The Scottish Parliament has backed Nicola Sturgeon’s call for the powers to hold a second independence referendum.
MSPs voted 69 to 59 to mandate the First Minister to seek permission from the UK Government for a ballot to be held between autumn 2018 and spring 2019.
Sturgeon’s minority Scottish Government won the vote following an extended debate thanks to support from the Scottish Greens.
But Prime Minister Theresa May has already said she will block another referendum while the Brexit process takes place, stating “now is not the time”.
The two-day debate started last week but was suspended on Wednesday as news of the terror attack at Westminster emerged.
The vote comes the day after Sturgeon met with Theresa May in Glasgow, and the day before the process for leaving the European Union will be formally triggered by the PM.
The First Minister has insisted her referendum timetable would allow Scottish voters to make a choice when the terms of the UK’s exit deal become clear and before it is “too late to choose our own course”.
Speaking before the leaders’ meeting on Monday, May said her position will not change, arguing that a vote within Ms Sturgeon’s proposed time frame would be unfair to voters and come at a time when the focus should be on securing the best Brexit deal for the whole of the UK.
Sturgeon said she would delay making the section 30 request – the mechanism for the transfer of powers to hold the referendum – until ”later this week”.
She said she ”hoped the UK Government would respect the will of the Scottish Parliament”, but if it does not she will set out her next steps after the Easter recess.
Sturgeon said: “It is now the will of Scotland’s democratically-elected national Parliament that discussions should begin with the UK Government to enable an independence referendum to be held.
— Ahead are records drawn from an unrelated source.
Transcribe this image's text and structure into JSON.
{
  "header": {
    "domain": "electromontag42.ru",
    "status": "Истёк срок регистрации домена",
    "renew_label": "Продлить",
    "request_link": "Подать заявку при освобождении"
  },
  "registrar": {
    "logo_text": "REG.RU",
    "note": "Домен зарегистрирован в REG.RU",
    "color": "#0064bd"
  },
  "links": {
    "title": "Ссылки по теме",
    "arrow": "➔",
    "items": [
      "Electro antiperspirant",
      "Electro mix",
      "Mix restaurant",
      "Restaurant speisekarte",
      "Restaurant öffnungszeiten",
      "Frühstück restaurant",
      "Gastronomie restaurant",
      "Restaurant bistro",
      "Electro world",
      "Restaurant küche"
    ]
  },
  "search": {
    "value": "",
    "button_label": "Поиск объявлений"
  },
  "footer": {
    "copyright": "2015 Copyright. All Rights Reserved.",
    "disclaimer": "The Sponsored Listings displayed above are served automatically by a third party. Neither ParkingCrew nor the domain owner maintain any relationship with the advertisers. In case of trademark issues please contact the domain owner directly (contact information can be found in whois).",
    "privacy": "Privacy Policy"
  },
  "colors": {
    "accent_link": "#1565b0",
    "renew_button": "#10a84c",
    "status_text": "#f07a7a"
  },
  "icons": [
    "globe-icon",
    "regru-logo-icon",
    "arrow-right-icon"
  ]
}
Today’s vote must now be respected. The mandate for a referendum is beyond question, and it would be democratically indefensible – and utterly unsustainable – to attempt to stand in the way of it.”
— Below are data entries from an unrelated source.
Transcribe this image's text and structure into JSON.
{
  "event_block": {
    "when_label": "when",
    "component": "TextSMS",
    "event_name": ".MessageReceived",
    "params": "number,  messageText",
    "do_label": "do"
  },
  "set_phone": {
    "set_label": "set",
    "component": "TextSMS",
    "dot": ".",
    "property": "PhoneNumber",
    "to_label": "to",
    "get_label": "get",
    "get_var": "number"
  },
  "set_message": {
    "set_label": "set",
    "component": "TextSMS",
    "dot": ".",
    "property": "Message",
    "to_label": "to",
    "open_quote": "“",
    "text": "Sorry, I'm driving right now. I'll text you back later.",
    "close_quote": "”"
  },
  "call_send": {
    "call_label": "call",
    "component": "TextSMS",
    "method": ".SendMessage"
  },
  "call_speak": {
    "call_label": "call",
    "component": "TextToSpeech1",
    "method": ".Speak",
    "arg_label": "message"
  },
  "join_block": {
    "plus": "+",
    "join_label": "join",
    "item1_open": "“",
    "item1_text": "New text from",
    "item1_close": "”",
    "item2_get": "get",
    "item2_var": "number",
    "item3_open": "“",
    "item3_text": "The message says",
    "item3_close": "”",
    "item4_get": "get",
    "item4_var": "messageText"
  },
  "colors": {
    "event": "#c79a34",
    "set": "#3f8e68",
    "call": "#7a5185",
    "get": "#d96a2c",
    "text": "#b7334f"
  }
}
“We will now act on the mandate given to us by Parliament by making a formal approach to the UK Government within the next few days, after Article 50 has been triggered. This is, first and foremost, about giving the people of Scotland a choice on this country’s future,” she said.
“The Prime Minister says that now is not the time for a referendum. I agree with that, which is why I have indicated a timescale no earlier than 18 months from now, when the terms of Brexit are clear – something the PM has now indicated she agrees with. It is up to the UK Government to now make clear when they consider a referendum would be appropriate.”